Colorado has incentive to keep him, since he's under contract for a few more years, but the Rockies are going nowhere fast. Bird is 29 years old and this is probably the peak of his value. If there's a path to adding meaningful assets to a thin Rockies farm system, they ought to jump at the opportunity. Bird has very little purpose on a team with zero competitive aspirations.
Meanwhile, the bullpen has been Chicago's biggest limitation ever since Counsell's arrival. We went through the cycle of disappointment with Hector Neris last season. Now, Chicago has another former Houston Astros vet in the closing spot, with 36-year-old Ryan Pressly logging a 5.71 ERA and just nine strikeouts in 17.1 innings. He has finished 10 games for the Cubs, but has only netted four saves. It's becoming increasingly clear that Pressly is no longer built to lead a bullpen — especially not on a team with Chicago's pressure to win now.

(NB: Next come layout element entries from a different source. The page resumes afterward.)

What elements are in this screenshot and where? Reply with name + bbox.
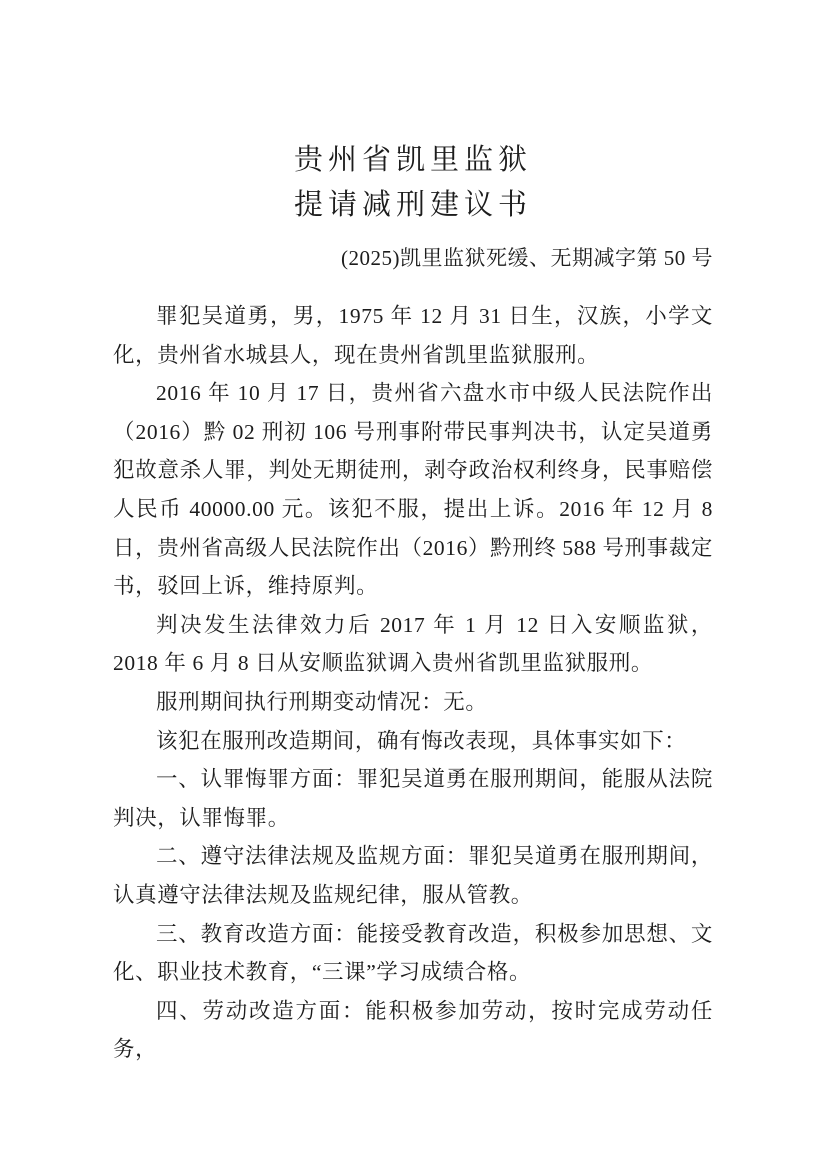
paragraph-item-1-confession: 一、认罪悔罪方面：罪犯吴道勇在服刑期间，能服从法院判决，认罪悔罪。 [113,760,713,837]
document-body: 罪犯吴道勇，男，1975 年 12 月 31 日生，汉族，小学文化，贵州省水城县… [113,297,713,1069]
paragraph-item-2-discipline: 二、遵守法律法规及监规方面：罪犯吴道勇在服刑期间，认真遵守法律法规及监规纪律，服… [113,837,713,914]
paragraph-judgment-history: 2016 年 10 月 17 日，贵州省六盘水市中级人民法院作出（2016）黔 … [113,374,713,606]
paragraph-item-4-labor: 四、劳动改造方面：能积极参加劳动，按时完成劳动任务， [113,992,713,1069]
paragraph-sentence-change-status: 服刑期间执行刑期变动情况：无。 [113,683,713,722]
document-content: 贵州省凯里监狱 提请减刑建议书 (2025)凯里监狱死缓、无期减字第 50 号 … [113,138,713,1069]
document-page: 贵州省凯里监狱 提请减刑建议书 (2025)凯里监狱死缓、无期减字第 50 号 … [0,0,827,1169]
paragraph-prison-transfer: 判决发生法律效力后 2017 年 1 月 12 日入安顺监狱，2018 年 6 … [113,606,713,683]
document-title: 贵州省凯里监狱 提请减刑建议书 [113,138,713,228]
paragraph-reform-intro: 该犯在服刑改造期间，确有悔改表现，具体事实如下： [113,722,713,761]
paragraph-offender-info: 罪犯吴道勇，男，1975 年 12 月 31 日生，汉族，小学文化，贵州省水城县… [113,297,713,374]
title-line-document-type: 提请减刑建议书 [113,183,713,228]
title-line-prison-name: 贵州省凯里监狱 [113,138,713,183]
document-reference-number: (2025)凯里监狱死缓、无期减字第 50 号 [113,244,713,272]
paragraph-item-3-education: 三、教育改造方面：能接受教育改造，积极参加思想、文化、职业技术教育，“三课”学习… [113,915,713,992]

Bird has never really been a closer — he has one save in four MLB seasons — but he's in the 90th percentile for strikeout rate and the 79th percentile for groundball rate, keeping what hard contact he does allow in the field of play. The numbers back up his case as a closer, and at the very least, he'd give Chicago another bankable option in the late-relief crew. Factor in an additional three years of team control, and this is a prime opportunity for Jed Hoyer to add an impactful contributor on a bargain contract.